The Charleston area's speculative warehouse market, already in the middle of a historic expansion, is about to get bigger and analysts agree there's still plenty of room for growth.
"Charleston is a new market to many developers, and the returns are strong," said Bob Barrineau, senior vice president of the commercial real estate firm CBRE Inc's Charleston office. "It's a rapidly growing port market with a diversifying base. Hard not to love the industrial opportunity in the market."
The Silverman Group is the latest to take the plunge, saying this week it will buy two parcels along U.S. Interstate 26 near Jedburg for construction of a 562,544-square-foot warehouse. Those parcels, totaling 203 acres, were developed by WestRock Land and Development and the Rockefeller Group.
The site already is home to distribution centers for Gerber Childrenswear and TBC Corp., a tire distributor.
New Jersey-based Silverman said the land deal is scheduled to close next week, but did not disclose the price. The speculative warehouse — meaning it will be built without any tenants in hand — should be finished by the end of this year.
It's the second big "spec" project announced this month. Earlier, Spartanburg-based Johnson Development Associates said it will build an 829,000-square-foot building on nearly 91 acres along Old Dairy Road in Jedburg — across I-26 from the Silverman project.
Their combined 1.4 million square feet is joining another 2 million square feet of speculative space already under construction in the Charleston region.
Mark Vitner, an economist with Wells Fargo in Charlotte, thinks the market for big warehouses hasn't yet peaked, adding "it is a great time to be building spec" in the Charleston area.
"Charleston is seeing an incredible amount of industrial development right now and is poised to grow rapidly as major projects like Volvo and Mercedes come fully online," Vitner said, referring to new manufacturing campuses being built by Volvo Cars and Mercedes-Benz Vans. Both will start production later this year.
"I am not concerned about over-development right now, but would not be surprised to see vacancy rates rise when global economic growth slows in a couple of years," Vitner said.
Barrineau said the industrial market is being driven by vehicle suppliers and distribution sites for e-commerce and traditional retailers.
"I have four different prospects all ranging from 250,000 to 1.2 million (square feet) with current interest in Charleston," he said. "The e-commerce user is constantly evolving, and most are requiring new construction to accommodate their needs."
While a short-term glut of speculative space might create higher vacancies, flatten rental prices and "alter the perception of solid market fundamentals," a CBRE report states, the fallout isn't expected to last very long.
"Over time, we expect Charleston to be viewed even more attractively as an investment market as investors seek higher returns in secondary and tertiary markets," the report states.

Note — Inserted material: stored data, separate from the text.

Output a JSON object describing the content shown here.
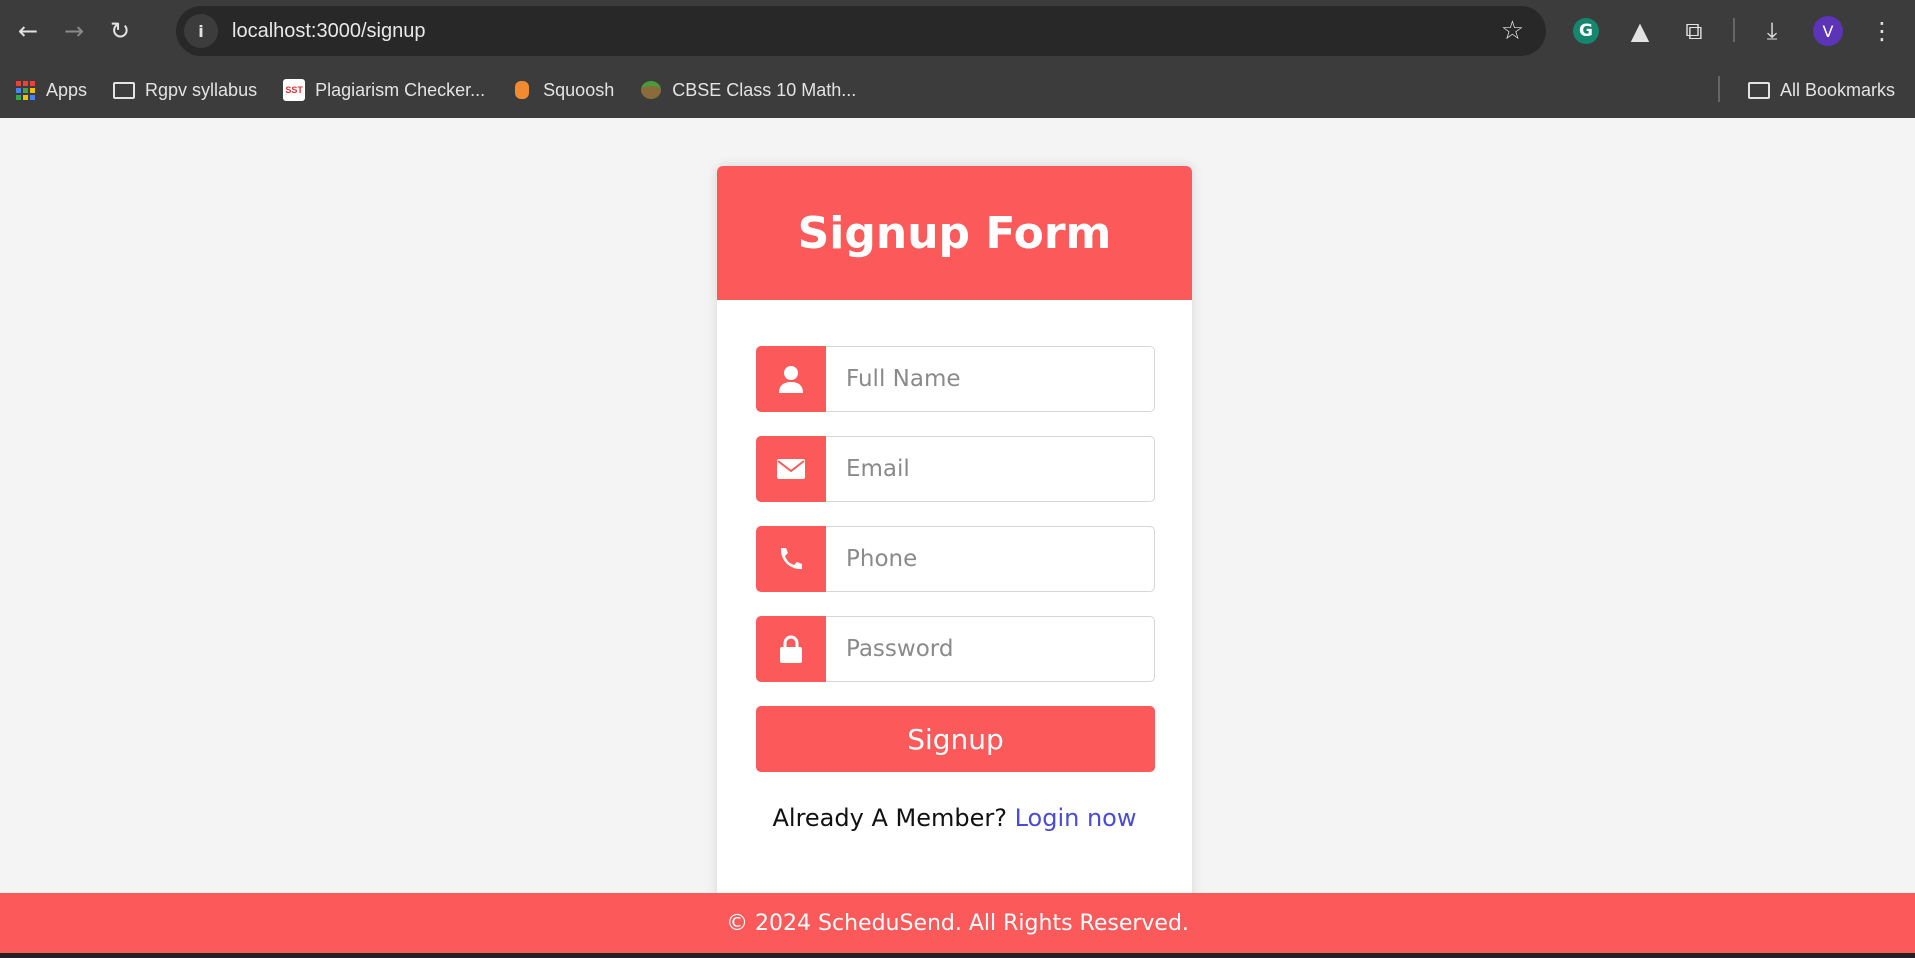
{
  "browser": {
    "url": "localhost:3000/signup",
    "profile_initial": "V",
    "bookmarks": [
      {
        "label": "Apps",
        "icon": "apps-grid-icon"
      },
      {
        "label": "Rgpv syllabus",
        "icon": "folder-icon"
      },
      {
        "label": "Plagiarism Checker...",
        "icon": "sst-favicon",
        "badge": "SST"
      },
      {
        "label": "Squoosh",
        "icon": "squoosh-favicon"
      },
      {
        "label": "CBSE Class 10 Math...",
        "icon": "cbse-favicon"
      }
    ],
    "all_bookmarks": "All Bookmarks"
  },
  "form": {
    "title": "Signup Form",
    "fields": [
      {
        "placeholder": "Full Name",
        "value": "",
        "icon": "user-icon"
      },
      {
        "placeholder": "Email",
        "value": "",
        "icon": "envelope-icon"
      },
      {
        "placeholder": "Phone",
        "value": "",
        "icon": "phone-icon"
      },
      {
        "placeholder": "Password",
        "value": "",
        "icon": "lock-icon"
      }
    ],
    "submit_label": "Signup",
    "member_text": "Already A Member?",
    "login_link": "Login now"
  },
  "footer": {
    "text": "© 2024 ScheduSend. All Rights Reserved."
  },
  "colors": {
    "accent": "#fc5a5a",
    "link": "#4b4bd6",
    "background": "#f4f4f4"
  }
}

Industrial vacancy rates in the Charleston region have been on the rise as more speculative building takes place, according to a report by the commercial real estate firm Avison Young — up to an average 9.7 percent in the fourth quarter from 7.4 percent a year earlier.
But that same analysis said "demand continues to be strong for our area," with new corporate tax laws helping to spur investment decisions.
The Jedburg area toward Volvo's manufacturing campus has been this area's hottest market, with 750,000 square feet of space occupied in March alone. That includes a 307,350-square-foot warehouse, originally a spec building, at Charleston Trade Center where New Jersey-based RPM will operate a warehouse and logistics center.
In addition to vehicle and commercial plane manufacturing, analysts say, developers are being attracted to this area by a revitalized Port of Charleston, which is setting records for containerized cargo moving through its terminals.
This isn't the first spec building boom for the Charleston area, but it is the biggest. The last one, which took place amid the irrational exuberance of the stock market's late 1990s rise, saw about 1 million square feet of space added to the landscape. After the market crashed, Charleston area vacancy rates in 2001 soared to nearly 18 percent.
Developers didn't see that bust coming, with one Charleston executive responding to pre-crash questions about overbuilding with a simple but emphatic: "Excess space? No."
These days, CBRE's Barrineau said, developers are fully aware "there is always the risk of some type of national or international negative impact."
But financial fundamentals are different now, he said, than in the free-spending days ahead of the housing crisis.
"Construction in the 1990s was driven by relaxed lending standards that resulted in overbuilding pretty much everywhere," Barrinieau said. "The capital markets are certainly more fond of industrial now more than ever, and this is helping to get this new construction financed. But today, it is much more market-driven."